Oleh: Ernawati Nandhifa

Sekepal nasi dan sepotong ikan asin tergeletak di hadapanku. Siap di lahap oleh para cacing di perut yang sudah berontak sejak dua jam tadi. Kedua anakkupun sudah sangat sigap menyerbu makanan di depanku sekarang ini. Maaf, aku ralat. Bukan dua, tapi tiga dengan seorang janin yang sedang melesat tumbuh di dalam rahim, menyerap setiap nutrisi yang ada di tubuh mungilku ini.
Ah para bayi memang tumbuh dengan cara istimewa. Menyeruput pelan-pelan setiap gizi yang ada di makanan ibunya, atau mengambilnya dari yang sudah tersusun di badan wanita yang memeliharanya dalam kandungan. Dengan keterbatasan gizi yang bisa kumasukan dalam tubuh, proses ini membuatku terlihat renta terasa meski usia masih dua puluh lima.
Keputusanku untuk menikah dengan lelaki sederhana membuat aku perlu menjalani hari-hari yang berbeda. Tidak ada lagi hamparan makanan yangg bisa kupilih untuk ku makan atau ku cela dan ku buang. Tidak ada lagi dinding-dinding kokoh berhiaskan lukisan mahal yang seringkali tidak dimengerti orang awam. Tidak ada lagi gaun indah seharga sebuah sepeda motor yang sering kupakai hanya satu kali dan selanjutnya mengendap di lemari. Semuanya berganti dengan keterbatasan.
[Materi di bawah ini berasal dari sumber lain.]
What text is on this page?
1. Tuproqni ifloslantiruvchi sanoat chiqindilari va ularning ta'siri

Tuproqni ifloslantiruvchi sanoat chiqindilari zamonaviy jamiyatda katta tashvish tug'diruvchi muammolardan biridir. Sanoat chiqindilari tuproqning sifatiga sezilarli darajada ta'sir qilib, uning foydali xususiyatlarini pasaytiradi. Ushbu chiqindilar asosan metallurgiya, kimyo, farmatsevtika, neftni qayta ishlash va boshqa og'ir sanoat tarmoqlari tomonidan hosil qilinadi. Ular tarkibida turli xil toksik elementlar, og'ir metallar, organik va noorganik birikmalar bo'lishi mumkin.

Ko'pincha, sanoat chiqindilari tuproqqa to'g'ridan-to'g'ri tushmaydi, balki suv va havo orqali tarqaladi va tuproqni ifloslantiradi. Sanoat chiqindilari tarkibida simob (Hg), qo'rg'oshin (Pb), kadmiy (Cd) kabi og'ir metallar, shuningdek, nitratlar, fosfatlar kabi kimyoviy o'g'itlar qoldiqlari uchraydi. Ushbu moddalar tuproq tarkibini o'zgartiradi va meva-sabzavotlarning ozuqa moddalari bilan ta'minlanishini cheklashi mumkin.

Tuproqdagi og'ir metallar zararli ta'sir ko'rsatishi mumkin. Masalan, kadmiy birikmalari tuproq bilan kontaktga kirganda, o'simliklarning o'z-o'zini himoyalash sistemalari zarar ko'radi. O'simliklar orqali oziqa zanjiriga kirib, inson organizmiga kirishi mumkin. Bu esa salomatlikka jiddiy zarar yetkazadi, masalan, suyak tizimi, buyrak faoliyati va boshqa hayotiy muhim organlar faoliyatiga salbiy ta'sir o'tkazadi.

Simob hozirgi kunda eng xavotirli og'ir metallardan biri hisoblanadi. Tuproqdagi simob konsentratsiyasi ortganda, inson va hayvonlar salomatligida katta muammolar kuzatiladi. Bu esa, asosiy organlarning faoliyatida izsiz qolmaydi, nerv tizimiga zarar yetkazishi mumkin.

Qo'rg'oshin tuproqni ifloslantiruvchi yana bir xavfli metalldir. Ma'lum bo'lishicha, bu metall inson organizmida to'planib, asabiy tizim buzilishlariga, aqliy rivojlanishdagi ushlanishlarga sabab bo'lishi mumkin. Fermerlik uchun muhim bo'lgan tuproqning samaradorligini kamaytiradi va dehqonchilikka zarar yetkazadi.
Setiap bulan, gaji kami hanya bisa sampai tanggal dua puluh. Sisanya aku harus berhutang ke sana dan ke sini untuk menutupi kekurangan. Apalagi kini anak kami akan menjadi tiga dalam tiga tahun perkawinan. Membuat ikat pinggang seharga lima ribu rupiah yang aku beli di pasar malam tempo hari perlu aku ikat lebih kencang lagi.
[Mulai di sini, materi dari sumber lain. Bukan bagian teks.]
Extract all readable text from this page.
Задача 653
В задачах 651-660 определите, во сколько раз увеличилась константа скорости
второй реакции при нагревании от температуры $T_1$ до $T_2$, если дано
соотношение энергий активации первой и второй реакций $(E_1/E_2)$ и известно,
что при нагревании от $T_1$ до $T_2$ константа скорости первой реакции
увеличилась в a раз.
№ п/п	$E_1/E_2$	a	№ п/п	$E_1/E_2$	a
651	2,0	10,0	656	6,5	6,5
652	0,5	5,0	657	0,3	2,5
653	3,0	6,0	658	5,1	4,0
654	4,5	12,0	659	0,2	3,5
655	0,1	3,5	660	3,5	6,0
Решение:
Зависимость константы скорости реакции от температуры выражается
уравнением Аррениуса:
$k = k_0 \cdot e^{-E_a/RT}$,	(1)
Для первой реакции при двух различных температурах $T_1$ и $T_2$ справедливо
Rasanya betul kata orang kalau cinta itu memang tanpa logika. Dan seringkali membuat manusia yang terkena panahnya menjadi buta. Kadang aku berpikir mungkin cupid tidak memanah asmara ke arah hati, tapi ke bagian mata sehingga para pemabuk asmara menjadi tidak mampu melihat secara jernih. Aku, seorang gadis kaya yang menjadi pujaan hati banyak pria, justru jatuh cinta pada sebuah pedagang es keliling yang sering mangkal di depan kampus. Entah karena aku merasa hidupku terlalu sempurna hingga aku menginginkan tantangan, atau mungkin memang sudah takdir Tuhan, akupun memberikan seluruh hatiku kepadanya.
Cinta kamipun bukan tanpa halangan. Orangtuaku tentu saja menolak terang-terangan. Mereka tidak terima gadis kesayangan mereka dipersunting oleh seorang pedagang es. Apalagi akulah satu-satunya buah hati mereka. Berbagai alasan bahkan ancamanpun berhamburan. Namun aku hanya diam dan tetap teguh dengan keputusanku.
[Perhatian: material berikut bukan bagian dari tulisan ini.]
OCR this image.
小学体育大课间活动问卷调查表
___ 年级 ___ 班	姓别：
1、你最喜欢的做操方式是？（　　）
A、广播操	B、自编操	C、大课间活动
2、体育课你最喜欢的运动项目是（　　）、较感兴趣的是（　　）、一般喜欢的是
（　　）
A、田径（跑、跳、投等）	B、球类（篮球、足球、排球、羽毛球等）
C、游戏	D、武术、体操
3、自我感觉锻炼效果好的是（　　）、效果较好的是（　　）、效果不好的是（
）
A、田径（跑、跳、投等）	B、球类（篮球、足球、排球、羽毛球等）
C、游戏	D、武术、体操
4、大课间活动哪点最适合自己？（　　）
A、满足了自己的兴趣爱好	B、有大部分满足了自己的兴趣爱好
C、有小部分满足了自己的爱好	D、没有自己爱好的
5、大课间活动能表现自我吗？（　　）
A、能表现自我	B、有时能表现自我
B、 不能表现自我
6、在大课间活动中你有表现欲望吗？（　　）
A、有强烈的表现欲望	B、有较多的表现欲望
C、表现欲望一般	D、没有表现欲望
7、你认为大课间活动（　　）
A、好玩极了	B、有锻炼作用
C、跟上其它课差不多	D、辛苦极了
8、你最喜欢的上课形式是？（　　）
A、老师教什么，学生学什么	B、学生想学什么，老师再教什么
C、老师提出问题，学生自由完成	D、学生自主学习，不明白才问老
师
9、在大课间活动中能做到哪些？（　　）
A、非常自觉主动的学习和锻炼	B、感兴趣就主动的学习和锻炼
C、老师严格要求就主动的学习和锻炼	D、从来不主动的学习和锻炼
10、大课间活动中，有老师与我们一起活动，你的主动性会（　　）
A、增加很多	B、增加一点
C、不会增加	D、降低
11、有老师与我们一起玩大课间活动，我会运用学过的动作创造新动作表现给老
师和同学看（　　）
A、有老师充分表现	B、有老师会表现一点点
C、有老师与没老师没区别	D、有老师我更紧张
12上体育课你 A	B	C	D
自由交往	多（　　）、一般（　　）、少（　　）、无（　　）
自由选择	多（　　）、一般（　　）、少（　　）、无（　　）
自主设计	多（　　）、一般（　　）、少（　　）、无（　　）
Sekali lagi, entah karena hidupku butuh adrenalin, atau memang ini takdir Tuhan, aku menerima tawaran untuk kawin lari. Akupun sudah bosan selalu mendapatkan yang aku inginkan. Ditambah lagi cinta dalam hatiku terlalu manis hingga membuatku mabuk kepayang.
Akhirnya kami pindah ke kota lain dan melangsungkan pernikahan sederhana. Hanya ada aku, dia, wali hakim yang entah bisa dia dapatkan dari mana, dan persyaratan-persyaratan nikah yang sekedar formalitas. Tidak ada yang lebih selain yang diwajibkan. Namun semuanya kami jalankan dengan bahagia.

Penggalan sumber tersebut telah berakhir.